Burn some plastic – like plastic bags and synthetic clothing – and you start releasing toxic gases like dioxins, furans and BCPs into the atmosphere which pose a risk to human, animal and vegetable life.

And then, of course, we come to the crux of the matter: we can’t keep sticking rubbish in landfill.

We recycle slightly less today (45%) than we did in 2017 (45.5%), despite the fact that environmental issues are more of a thing today with Fridays for Futures and Extinction Rebellion.

Give that there are nearly 28 million households in the UK currently recycling nothing, just where exactly is all this waste going to go? It takes a month for paper towel to degrade in landfill, and up to three years for plywood to rot. Those plastic bags you continue to take from supermarkets? 20 years each. Disposable nappies are believed to take 450 years to break down.

It’s all very nice to see people posting about nature bouncing back now that humans are staying in doors, but while wildlife may be flocking back to urban green spaces, we’re pumping more crap into the ground than ever.

Look at all the amphora (ceramic containers from the Neolithic period) or glass bottles found from 17th century shipwrecks – they’re all in tact and they were abandoned thousands of years ago. We haven’t even started to see those materials degrade yet. It’s beggars imagination that months’ worth of beer cans, wine bottles and tomato tins are going to simply be dumped.

So what can we do now to reduce the amount of stuff we’re chucking away?

First off, these are difficult times and we can’t get everything right at the moment – we can only do our best with the resources we have to hand. A lone parent looking after an infant during lockdown may not have the time, money or support to switch from disposable nappies to reusable diapers.
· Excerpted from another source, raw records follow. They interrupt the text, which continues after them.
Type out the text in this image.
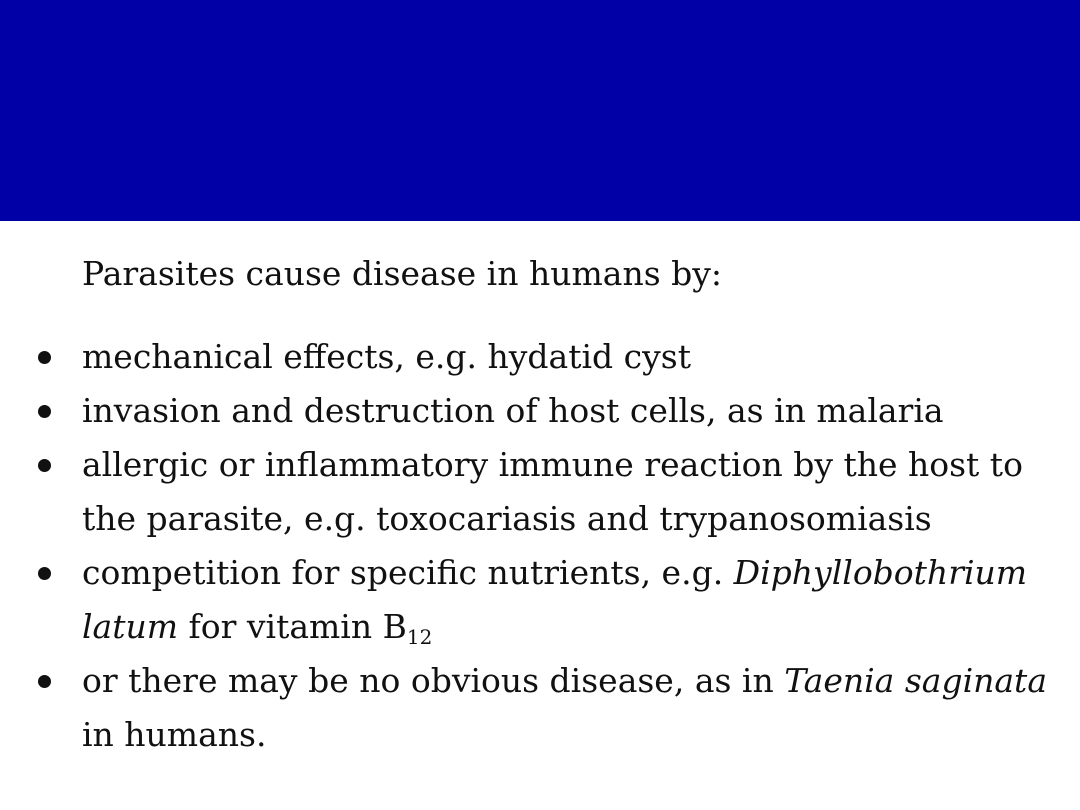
Parasites cause disease in humans by:
mechanical effects, e.g. hydatid cyst
invasion and destruction of host cells, as in malaria
allergic or inflammatory immune reaction by the host to
the parasite, e.g. toxocariasis and trypanosomiasis
competition for specific nutrients, e.g. Diphyllobothrium
latum for vitamin $B_{12}$
or there may be no obvious disease, as in Taenia saginata
in humans.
But there are little things the rest of us can do.

Save your cardboard

If you’ve got the space, just collapse your boxes and envelopes and hold onto your cardboard and paper until this is over. If you have a cat of course, a box is more welcome than a jungle gym.
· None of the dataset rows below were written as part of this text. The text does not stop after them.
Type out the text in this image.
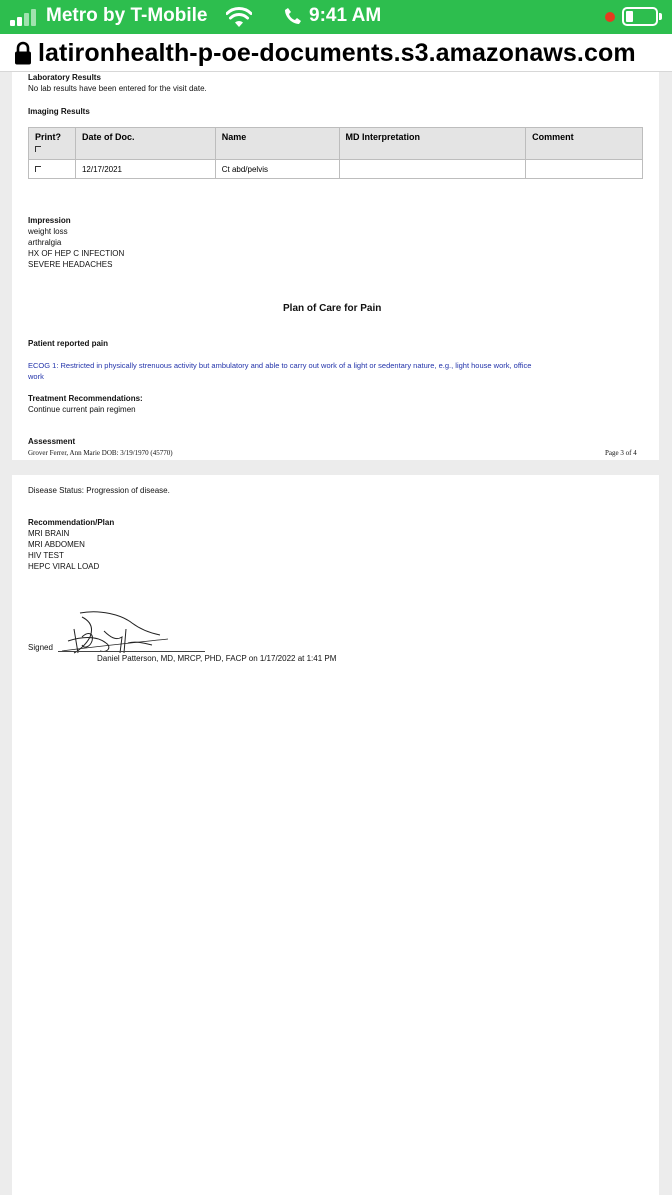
Metro by T-Mobile	9:41 AM
latironhealth-p-oe-documents.s3.amazonaws.com
Laboratory Results
No lab results have been entered for the visit date.
Imaging Results
Print?	Date of Doc.	Name	MD Interpretation	Comment
	12/17/2021	Ct abd/pelvis		
Impression
weight loss
arthralgia
HX OF HEP C INFECTION
SEVERE HEADACHES
Plan of Care for Pain
Patient reported pain
ECOG 1: Restricted in physically strenuous activity but ambulatory and able to carry out work of a light or sedentary nature, e.g., light house work, office
work
Treatment Recommendations:
Continue current pain regimen
Assessment
Grover Ferrer, Ann Marie DOB: 3/19/1970 (45770)	Page 3 of 4
Disease Status: Progression of disease.
Recommendation/Plan
MRI BRAIN
MRI ABDOMEN
HIV TEST
HEPC VIRAL LOAD
Signed
Daniel Patterson, MD, MRCP, PHD, FACP on 1/17/2022 at 1:41 PM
Create a window ledge garden from cans, jars and bottles

Don’t have access to an outdoor garden? Why not fill your cans and jars with a little soil and get planting herbs and shallow plants? You can grow little avocado plants by sticking them on top of small bottles filled with water (not soil) – which can be fun. And of course, wine bottles can be useful vases for daffodils and tulips.

Don’t chuck out your vegetables

If you have a garden, get a compost heap going. Collect all your vegetable peelings, coffee grounds and eggshells and allow to rot in a corner of the garden. Home-made compost is fantastic for nourishing the soil. Don’t have a garden? Check to see if there are any community gardens near you that are still running and donate your bags of peelings to them if they are.
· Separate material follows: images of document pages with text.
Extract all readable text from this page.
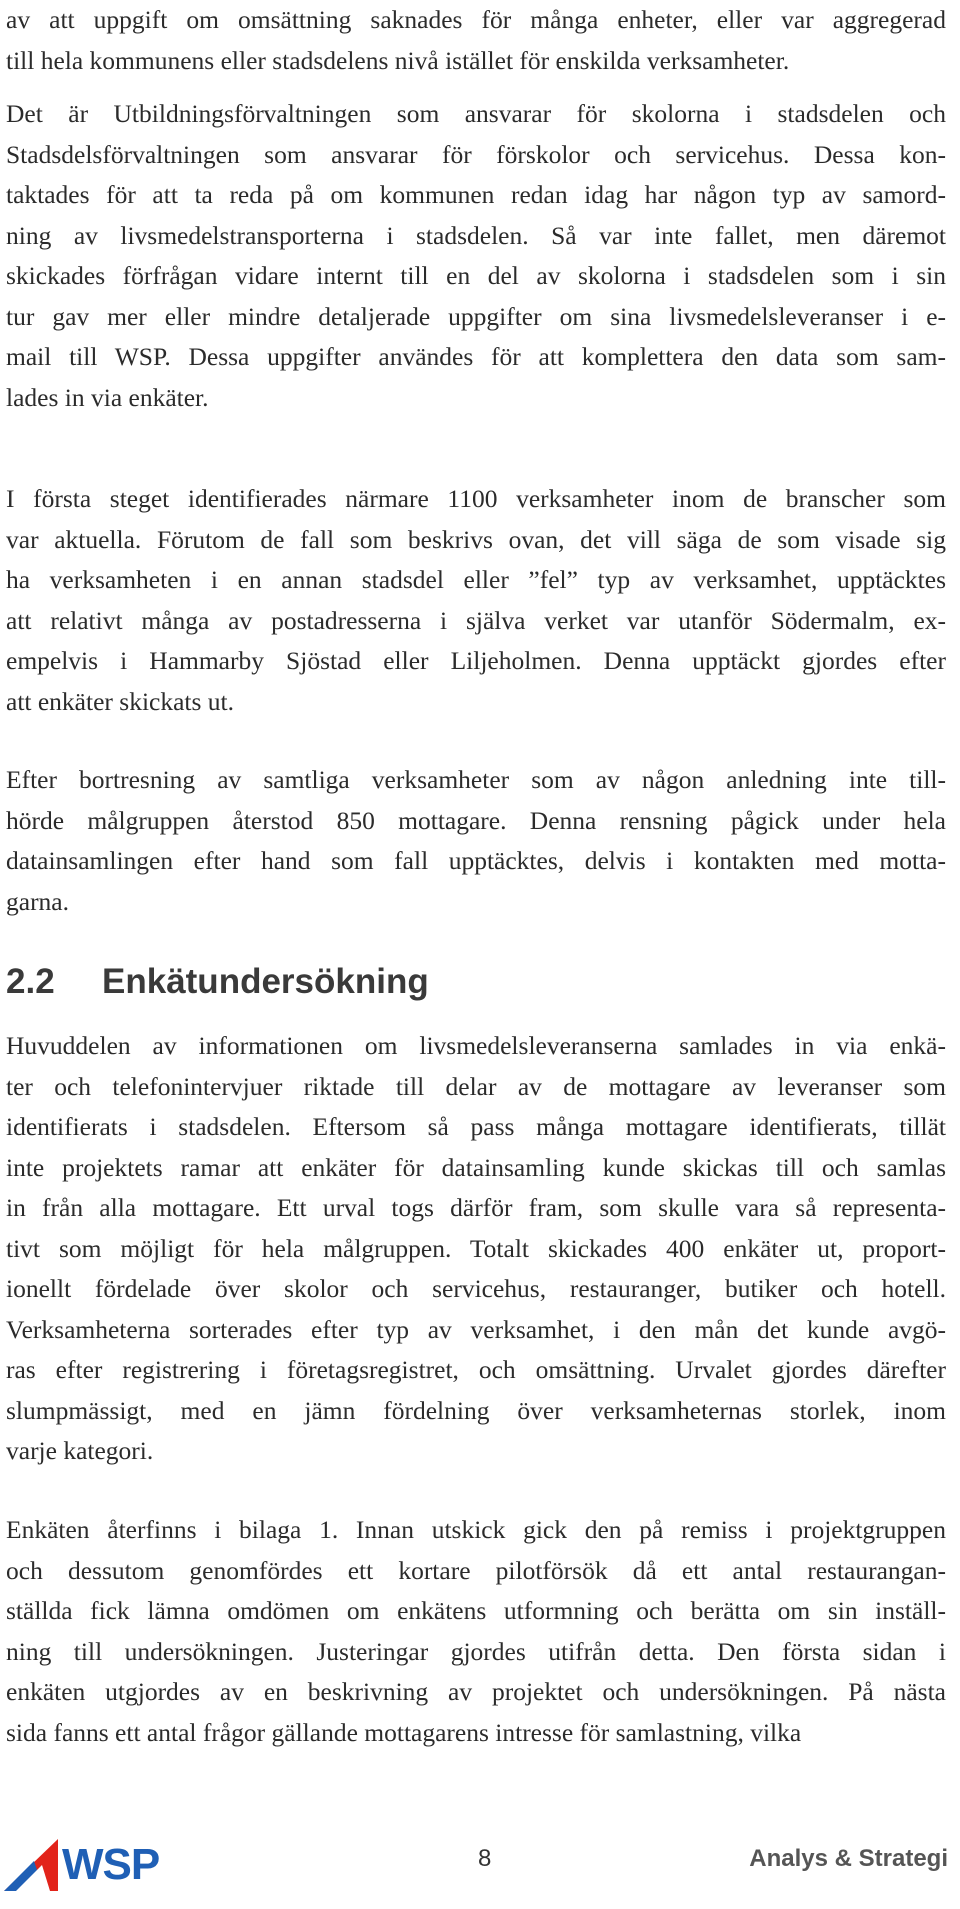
av att uppgift om omsättning saknades för många enheter, eller var aggregerad
till hela kommunens eller stadsdelens nivå istället för enskilda verksamheter.
Det är Utbildningsförvaltningen som ansvarar för skolorna i stadsdelen och
Stadsdelsförvaltningen som ansvarar för förskolor och servicehus. Dessa kon-
taktades för att ta reda på om kommunen redan idag har någon typ av samord-
ning av livsmedelstransporterna i stadsdelen. Så var inte fallet, men däremot
skickades förfrågan vidare internt till en del av skolorna i stadsdelen som i sin
tur gav mer eller mindre detaljerade uppgifter om sina livsmedelsleveranser i e-
mail till WSP. Dessa uppgifter användes för att komplettera den data som sam-
lades in via enkäter.
I första steget identifierades närmare 1100 verksamheter inom de branscher som
var aktuella. Förutom de fall som beskrivs ovan, det vill säga de som visade sig
ha verksamheten i en annan stadsdel eller ”fel” typ av verksamhet, upptäcktes
att relativt många av postadresserna i själva verket var utanför Södermalm, ex-
empelvis i Hammarby Sjöstad eller Liljeholmen. Denna upptäckt gjordes efter
att enkäter skickats ut.
Efter bortresning av samtliga verksamheter som av någon anledning inte till-
hörde målgruppen återstod 850 mottagare. Denna rensning pågick under hela
datainsamlingen efter hand som fall upptäcktes, delvis i kontakten med motta-
garna.
2.2	Enkätundersökning
Huvuddelen av informationen om livsmedelsleveranserna samlades in via enkä-
ter och telefonintervjuer riktade till delar av de mottagare av leveranser som
identifierats i stadsdelen. Eftersom så pass många mottagare identifierats, tillät
inte projektets ramar att enkäter för datainsamling kunde skickas till och samlas
in från alla mottagare. Ett urval togs därför fram, som skulle vara så representa-
tivt som möjligt för hela målgruppen. Totalt skickades 400 enkäter ut, proport-
ionellt fördelade över skolor och servicehus, restauranger, butiker och hotell.
Verksamheterna sorterades efter typ av verksamhet, i den mån det kunde avgö-
ras efter registrering i företagsregistret, och omsättning. Urvalet gjordes därefter
slumpmässigt, med en jämn fördelning över verksamheternas storlek, inom
varje kategori.
Enkäten återfinns i bilaga 1. Innan utskick gick den på remiss i projektgruppen
och dessutom genomfördes ett kortare pilotförsök då ett antal restaurangan-
ställda fick lämna omdömen om enkätens utformning och berätta om sin inställ-
ning till undersökningen. Justeringar gjordes utifrån detta. Den första sidan i
enkäten utgjordes av en beskrivning av projektet och undersökningen. På nästa
sida fanns ett antal frågor gällande mottagarens intresse för samlastning, vilka
WSP	8	Analys & Strategi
Cut back on the internet shopping

It’s so tempting to spend a stack of cash on Amazon right now – post is a real highlight when you can’t go out. But just take a minute to consider how much you really want whatever it is you’re thinking of buying. Can you get it at your local corner shop? Is it worth waiting days for? Cutting down on internet shopping may be good for both your wallet and the environment.

Repurpose envelopes

If you’ve received a load of post recently, why not forward on the joy by sending something to a friend or family member you can’t see right now? That way, every envelope or bubble-wrap bag gets a second life and someone gets a nice surprise.

Save the big clearout until lockdown’s finished

It’s tempting to do a massive Marie Kondo right now but lockdown really isn’t the time to clear out every cupboard in your house. By all means, scrub your curtains, wash your windows, hoover the floors but don’t chuck out lots of things because there’s nowhere to put it right now. Save that decluttering session for once this is all over. In the meantime, why not give these quick cleaning jobs a go?

Turn fabrics into scrubs for the NHS

Right now, the NHS needs all the help it can get and you can support it by making scrubs, washbags and headbands for hospitals, hospices and care homes. You can turn old pillowcases and clothing into material which can then be fashioned into useful items. The fabric has to be able to stand a 60 degree wash. Check to see if your local NHS trust is recruiting for sewers.